Cheryl & I are fond of assigning “chapter titles” to different episodes of our life together, as if they would be chapters in a book. We have labeled some of them: “The Great Mouse Caper”, “The Dark Year”, or “Just Then It Began to Snow” (Maybe we can fill you in on some of those some other time!) About a year and a half ago, I gave that chapter of our lives the title, “How Trinity Baptist Saved Our Lives.” As many of you know, I had served as pastor in Southern Baptist churches for almost 30 years before stepping down from our church in Louisiana with an illness. We sold our home, 2/3 of our possessions, and moved to Norman with little hope of a future. It was a difficult time for us. But in the middle of that, we had found a church home, Trinity Baptist in Norman, where the pastor, staff, and people ministered to us, and really helped us through those dark hours. I remember one particularly bad day, when I was in bed with a migraine headache, a rag over my forehead, no job or income, and I was just calling out to God for help. Just then, I could hear the phone ring in the other room, and Cheryl answered it. I would find out later that it was the pastor of Trinity, Ronnie Rogers, calling to offer us help and prayer. And that church did help us: with prayer, financially, with friends and fellowship and so much encouragement, and opportunities to serve and preach as I recovered. I later sent the staff a note which said, “If I were to entitle this chapter of my life, ‘How Trinity Baptist Saved Our Lives” it would not be far from the truth.” Cheryl & I have come out of this experience having learned many lessons; among them an even greater appreciation than ever before for the important place of the fellowship of the church in our lives as believers.

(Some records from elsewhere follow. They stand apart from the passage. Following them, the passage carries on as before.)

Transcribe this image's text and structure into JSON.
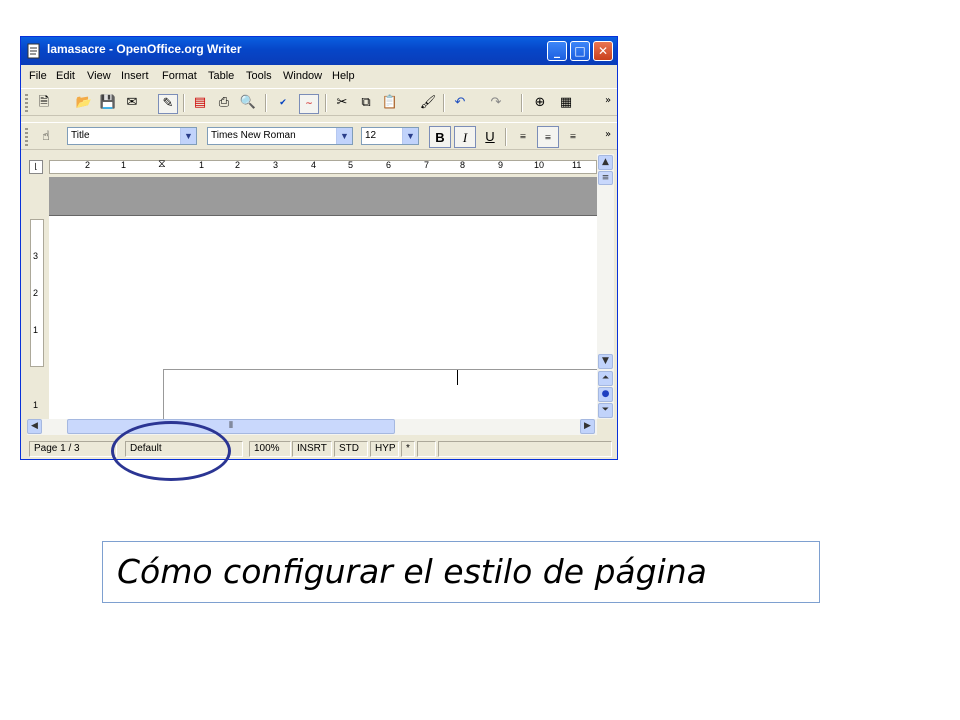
{
  "window": {
    "title": "lamasacre - OpenOffice.org Writer",
    "buttons": {
      "minimize": "_",
      "maximize": "□",
      "close": "✕"
    }
  },
  "menu": [
    "File",
    "Edit",
    "View",
    "Insert",
    "Format",
    "Table",
    "Tools",
    "Window",
    "Help"
  ],
  "formatting": {
    "paragraph_style": "Title",
    "font_name": "Times New Roman",
    "font_size": "12",
    "bold": "B",
    "italic": "I",
    "underline": "U"
  },
  "ruler": {
    "horizontal_labels": [
      "2",
      "1",
      "1",
      "2",
      "3",
      "4",
      "5",
      "6",
      "7",
      "8",
      "9",
      "10",
      "11"
    ],
    "vertical_labels": [
      "3",
      "2",
      "1",
      "1"
    ]
  },
  "status": {
    "page": "Page 1 / 3",
    "page_style": "Default",
    "zoom": "100%",
    "insert_mode": "INSRT",
    "selection_mode": "STD",
    "hyphenation": "HYP",
    "modified": "*"
  },
  "caption": "Cómo configurar el estilo de página",
  "colors": {
    "titlebar": "#0a5fe0",
    "highlight_circle": "#2b3593",
    "caption_border": "#7ea0d0"
  }
}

We are continuing our study this morning on “The Disciplines of Disciples.” Jesus calls us, as His followers, to deny ourselves, take up our cross daily, and follow Him. “Taking up the cross” daily includes exercising some disciplines in our lives as His followers, as Paul commanded us in I Timothy 4:7, “Discipline yourself for the purpose of godliness.” Over the past weeks we have looked at the discipline of the word, spending time each day letting God speak to us through “the pure milk of the word”; the discipline of morning prayer, following the outline of the Model Prayer that Jesus gave us, as well as the importance of spontaneous prayer, and the discipline of scripture memory. Many of you came forward last week to get a card to memorize a verse with, and I hope that you have been working on that this past week.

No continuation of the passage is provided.